Guess I sold old CSX 3181 a little early as she is worth north of $1 million these days. The pictures of the car are what the car looks like today with its current owner. No smart phones back then and I have no idea where the few pictures of the car are after so many years. I've built two replica Cobras over the years hoping they'd teleport me back to the 1960s for a visit. I wasn't disappointed. One was an ERA small block and the other was a Factory 5 big block. Space is vacant in my garage so another Cobra is always fun to think about, funds willing.
A favorite quote of mine that's attributed to Dan Gurney who drove for Shelby when Cobra's were scarring Ferrari's and GS Corvettes back in the 60s is below.

“427 Cobras are loud. They smell like gasoline. They shake, shudder and buck like a wild animal. They make your arms tired and your feet hot. A 427 Cobra tries to make you crash about once every ten minutes.

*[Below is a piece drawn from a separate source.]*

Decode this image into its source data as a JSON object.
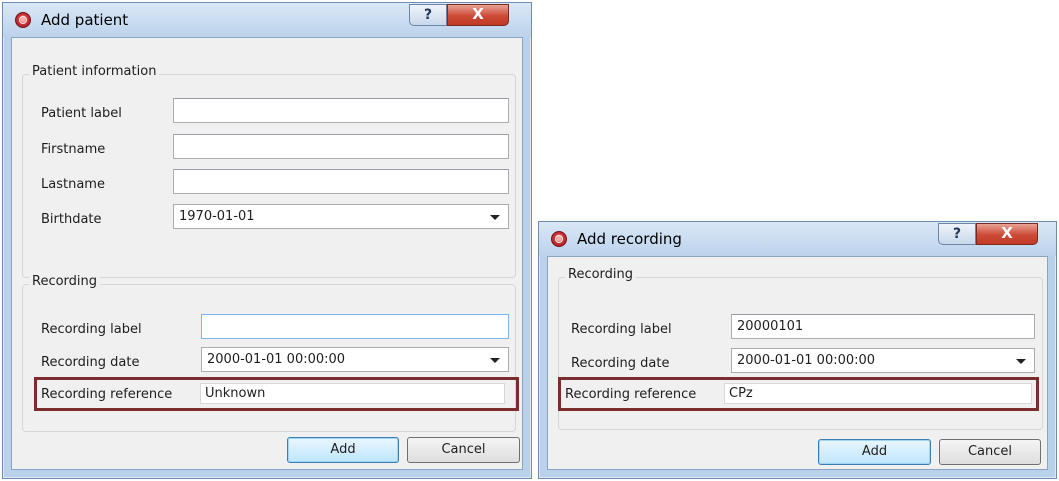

They’re so damn wonderful you can’t believe it!"
1966 Shelby Cobra 427 Cobra S/C


427 side oilier with top loader 4 speeds for the 'big' cars and a warmed over 289 with a T-5 for the slab sided ERA car. The aluminum surround around the carb on the 427 single carb car was referred to as the "Turkey Pan" which helped keep the carb cool. Cobras were notoriously hot.
Brush up against those hot side pipes after a run and you will need to visit your local burn center. The scar that burn could leave behind was called 'Snake Bite'. Most Cobra owners can show you exactly what "Snake Bite" looks like - I can too. Notice the young lady above has smartly stayed away from those side pipes.
Black leather in the big block cars and tan leather in the ERA small block car. No heat, defroster, side windows or power anything in the blue car (side curtains, an awful looking black canvas top and tonneau cover were the only options). The silver and burgundy cars both had heat, defrosters and power fresh air vents (windshield defrosters are CT law these days for replicas). S/C Cobras (S/C stands for sports/competition) were crude hammers that were barley street legal that felt much more at home on a race track. The very rare full race 427 Cobras (only 21 were ever built) were slightly faster in the right hands but basically heart attacks on wheels.
AC Cobra's were about as sophisticated as a rock but actually rode pretty well.
These two were my replicas. The silver one was a 427 Factory Five Cobra and the burgundy one was a 289 SCCA ERA (small block) Cobra. Picture #3 is the original CSX 3181 as it looks today.
Very loud side pipes and terrified passengers. The passenger seat in a 427 Cobra was commonly refereed to as 'the scream seat'.

Got to love this license plate! I photographed it on a small block street Cobra I saw at Lime Rock Park during 'The Fall Historical s' in 2015.
Much like a Cobra the attractive young lady lounging on the pictured replica Cobra has great lines too.
Wheel and Tire
Pin drive 15" Halibrand aluminum wheels. Tires were bias ply Goodyear Eagles that were 11.4" wide in the rear and 8.15" wide in front. They're often referred to as 'Bill Boards' or 'Cartoon' because of the large script on the sidewalls. They were very soft, sticky, expensive and wore quickly. Cobra drivers never did burnouts - well at least not on purpose. The huge tires and bulging fenders gave Cobras a very intimidating stance.